The effect of myosin light chain 2 dephosphorylation on Ca2+ -sensitivity of force is enhanced in failing human hearts.

Abstract

Phosphorylation of the myosin light chain 2 (MLC-2) isoform expressed as a percentage of total MLC-2 was decreased in failing (21.1+/-2.0%) compared to donor (31.9+/-4.8%) hearts. To assess the functional implications of this change, we compared the effects of MLC-2 dephosphorylation on force development in failing and non-failing (donor) human hearts. Cooperative effects in isometric force and rate of force redevelopment (K(tr)) were studied in single Triton-skinned human cardiomyocytes at various [Ca(2+)] before and after protein phosphatase-1 (PP-1) incubation. Maximum force and K(tr) values did not differ between failing and donor hearts, but Ca(2+)-sensitivity of force (pCa(50)) was significantly higher in failing myocardium (Deltap Ca(50)=0.17). K(tr) decreased with decreasing [Ca(2+)], although this decrease was less in failing than in donor hearts. Incubation of the myocytes with PP-1 (0.5 U/ml; 60 min) decreased pCa(50) to a larger extent in failing (0.20 pCa units) than in donor cardiomyocytes (0.10 pCa units). A decrease in absolute K(tr) values was found after PP-1 in failing and donor myocytes, while the shape of the K(tr)-Ca(2+) relationships remained unaltered. Surprisingly, the contractile response to MLC-2 dephosphorylation is enhanced in failing hearts, despite the reduced level of basal MLC-2 phosphorylation.
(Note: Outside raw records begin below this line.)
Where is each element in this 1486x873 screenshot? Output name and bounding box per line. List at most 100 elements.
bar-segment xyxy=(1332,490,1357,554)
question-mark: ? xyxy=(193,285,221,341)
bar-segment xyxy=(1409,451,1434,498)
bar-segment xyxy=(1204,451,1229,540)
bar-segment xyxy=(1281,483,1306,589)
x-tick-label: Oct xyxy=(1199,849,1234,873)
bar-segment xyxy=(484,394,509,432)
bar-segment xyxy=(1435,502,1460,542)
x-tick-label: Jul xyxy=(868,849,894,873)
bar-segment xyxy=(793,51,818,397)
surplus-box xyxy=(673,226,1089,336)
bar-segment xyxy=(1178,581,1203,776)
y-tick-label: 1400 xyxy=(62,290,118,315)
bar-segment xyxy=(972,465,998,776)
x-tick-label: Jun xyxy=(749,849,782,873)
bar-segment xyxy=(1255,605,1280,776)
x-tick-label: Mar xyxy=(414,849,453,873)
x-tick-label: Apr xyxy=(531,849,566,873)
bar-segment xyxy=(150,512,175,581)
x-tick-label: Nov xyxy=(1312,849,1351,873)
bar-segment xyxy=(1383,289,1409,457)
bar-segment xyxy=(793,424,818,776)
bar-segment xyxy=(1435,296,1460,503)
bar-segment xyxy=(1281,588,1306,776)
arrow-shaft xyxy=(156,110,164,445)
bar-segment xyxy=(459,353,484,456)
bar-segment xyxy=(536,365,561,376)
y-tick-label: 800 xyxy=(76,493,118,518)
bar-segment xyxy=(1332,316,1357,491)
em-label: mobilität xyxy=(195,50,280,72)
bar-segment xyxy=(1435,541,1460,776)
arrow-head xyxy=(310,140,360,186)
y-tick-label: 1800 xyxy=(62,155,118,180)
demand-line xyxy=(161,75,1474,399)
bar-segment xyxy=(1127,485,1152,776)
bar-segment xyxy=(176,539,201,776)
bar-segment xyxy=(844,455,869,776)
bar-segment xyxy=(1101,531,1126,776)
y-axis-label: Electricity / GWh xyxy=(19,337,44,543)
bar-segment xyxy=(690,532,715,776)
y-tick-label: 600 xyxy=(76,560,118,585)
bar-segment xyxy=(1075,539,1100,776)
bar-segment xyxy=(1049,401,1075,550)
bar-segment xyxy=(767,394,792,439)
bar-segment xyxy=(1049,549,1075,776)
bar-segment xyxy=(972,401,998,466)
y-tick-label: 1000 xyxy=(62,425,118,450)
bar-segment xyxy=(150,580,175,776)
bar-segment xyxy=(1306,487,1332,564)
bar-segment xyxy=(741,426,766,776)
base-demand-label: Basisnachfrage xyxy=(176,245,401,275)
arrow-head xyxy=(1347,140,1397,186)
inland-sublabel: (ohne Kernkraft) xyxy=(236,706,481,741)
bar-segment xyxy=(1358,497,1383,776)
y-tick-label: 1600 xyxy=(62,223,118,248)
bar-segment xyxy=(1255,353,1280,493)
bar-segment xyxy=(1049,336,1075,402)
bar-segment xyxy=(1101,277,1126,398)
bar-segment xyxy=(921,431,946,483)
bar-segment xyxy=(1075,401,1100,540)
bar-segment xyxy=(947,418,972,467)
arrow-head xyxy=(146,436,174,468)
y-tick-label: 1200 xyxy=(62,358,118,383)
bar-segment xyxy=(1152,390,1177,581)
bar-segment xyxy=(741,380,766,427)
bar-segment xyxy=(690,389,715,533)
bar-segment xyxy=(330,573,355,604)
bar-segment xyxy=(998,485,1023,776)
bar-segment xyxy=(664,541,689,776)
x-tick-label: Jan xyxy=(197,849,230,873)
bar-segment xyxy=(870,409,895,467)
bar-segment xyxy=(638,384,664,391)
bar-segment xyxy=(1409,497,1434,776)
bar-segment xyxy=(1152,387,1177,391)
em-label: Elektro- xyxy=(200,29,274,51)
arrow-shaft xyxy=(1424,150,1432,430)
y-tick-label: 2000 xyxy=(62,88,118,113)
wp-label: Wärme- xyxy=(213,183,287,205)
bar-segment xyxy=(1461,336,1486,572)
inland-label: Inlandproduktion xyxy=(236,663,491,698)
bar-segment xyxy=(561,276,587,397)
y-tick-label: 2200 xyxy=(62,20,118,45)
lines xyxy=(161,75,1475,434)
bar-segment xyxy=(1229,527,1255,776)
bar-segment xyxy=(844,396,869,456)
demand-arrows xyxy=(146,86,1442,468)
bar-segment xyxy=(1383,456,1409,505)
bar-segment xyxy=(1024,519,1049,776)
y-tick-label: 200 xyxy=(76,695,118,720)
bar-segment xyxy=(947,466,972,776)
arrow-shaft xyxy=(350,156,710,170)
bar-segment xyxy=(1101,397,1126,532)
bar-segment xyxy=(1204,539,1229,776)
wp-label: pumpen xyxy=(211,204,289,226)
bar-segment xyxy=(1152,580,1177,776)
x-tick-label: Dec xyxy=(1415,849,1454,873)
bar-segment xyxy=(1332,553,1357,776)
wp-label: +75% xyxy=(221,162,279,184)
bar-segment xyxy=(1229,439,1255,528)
The enhanced response to MLC-2 dephosphorylation in failing myocytes might result from differences in basal phosphorylation of other thin and thick filament proteins between donor and failing hearts. Regulation of Ca(2+)-sensitivity via MLC-2 phosphorylation may be a potential compensatory mechanism to reverse the detrimental effects of increased Ca(2+)-sensitivity and impaired Ca(2+)-handling on diastolic function in human heart failure.